Carter steered the camel down a small hill. It was nothing but sand for miles. And us. The few buildings that sporadically dotted the desert were no longer in sight. “We don’t have to talk about it.”
“That’s the thing. I’ve never talked about Lucy. Not with anyone. My parents tried for a while, but they quickly realized they weren’t going to get anywhere and gave up. As horrible as it sounds, I just moved on. It’s been years since I let myself stop and think about everything that happened. Pretty sure I’ve thought about my life more in the last forty-eight hours than I have in the last fifteen years. Didn’t realize how much I was still holding onto.”
“Sometimes the things we hold onto the tightest are the things we most need to set free.”
Carter sighed. “Yeah.”
“It sort of makes sense. The lifestyle you lead. Always moving around and blowing through women. You can’t get hurt if you never get attached.”
“And I can’t hurt them if they never get too close.”
“It’s a protective mechanism. We all do it to some extent. I’ve been doing it the last year myself. In the back of my mind, I knew what I was going to eventually have to do, and I started pushing people away. My friends, the little family I have left…I didn’t want them to judge me when the time came.”

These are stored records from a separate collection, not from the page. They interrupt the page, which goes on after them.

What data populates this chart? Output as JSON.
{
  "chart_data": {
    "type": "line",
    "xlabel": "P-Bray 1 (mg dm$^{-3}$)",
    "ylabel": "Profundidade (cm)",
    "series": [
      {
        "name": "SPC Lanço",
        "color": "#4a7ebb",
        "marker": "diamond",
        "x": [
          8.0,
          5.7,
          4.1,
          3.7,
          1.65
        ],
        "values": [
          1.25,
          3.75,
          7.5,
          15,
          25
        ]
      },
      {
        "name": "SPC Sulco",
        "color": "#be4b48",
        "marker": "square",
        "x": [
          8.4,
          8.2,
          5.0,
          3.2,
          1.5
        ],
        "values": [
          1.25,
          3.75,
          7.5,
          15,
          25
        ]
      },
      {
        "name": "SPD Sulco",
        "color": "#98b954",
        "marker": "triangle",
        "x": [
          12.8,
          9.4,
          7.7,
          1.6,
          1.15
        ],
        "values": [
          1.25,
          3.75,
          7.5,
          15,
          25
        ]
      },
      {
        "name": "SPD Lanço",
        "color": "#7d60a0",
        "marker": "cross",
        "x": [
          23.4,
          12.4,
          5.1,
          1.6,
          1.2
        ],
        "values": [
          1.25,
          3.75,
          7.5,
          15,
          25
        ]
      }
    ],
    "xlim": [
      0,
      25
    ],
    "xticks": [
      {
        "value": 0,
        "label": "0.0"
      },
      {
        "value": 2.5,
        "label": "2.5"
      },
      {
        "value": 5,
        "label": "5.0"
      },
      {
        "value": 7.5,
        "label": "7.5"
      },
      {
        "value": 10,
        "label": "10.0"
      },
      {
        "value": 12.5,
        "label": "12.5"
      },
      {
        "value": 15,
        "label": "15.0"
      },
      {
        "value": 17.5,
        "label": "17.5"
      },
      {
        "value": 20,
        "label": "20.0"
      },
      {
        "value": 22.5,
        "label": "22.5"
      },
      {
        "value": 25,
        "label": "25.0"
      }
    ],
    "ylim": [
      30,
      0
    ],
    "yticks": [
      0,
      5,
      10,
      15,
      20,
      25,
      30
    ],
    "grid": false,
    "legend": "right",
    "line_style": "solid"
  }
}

Somehow, Carter reigned in Fouad, and we came to a stop. He managed to swing one leg over the camel and turned so we were facing each other completely. Pushing a lock of hair behind my ear, he said, “I won’t judge you, Perky. Not ever. I give you my word.”
His eyes were filled with sincerity. I truly believed he meant it.
“And I’m here for you if you want to talk about Lucy. Anytime, anywhere. Even when this trip is over.” My heart squeezed thinking it wasn’t long now, the end of the road was coming near.
Carter kissed my forehead and then wrapped me in a tight embrace. “Thank you. That means a lot to me.”
Apparently, Fouad decided we were done with our little heart to heart. He started walking again, forcing Carter to swing back around and face forward. For the rest of the ride, I kept my arms wrapped around him from behind and did what I’d done since the first time I followed this man—held on tight.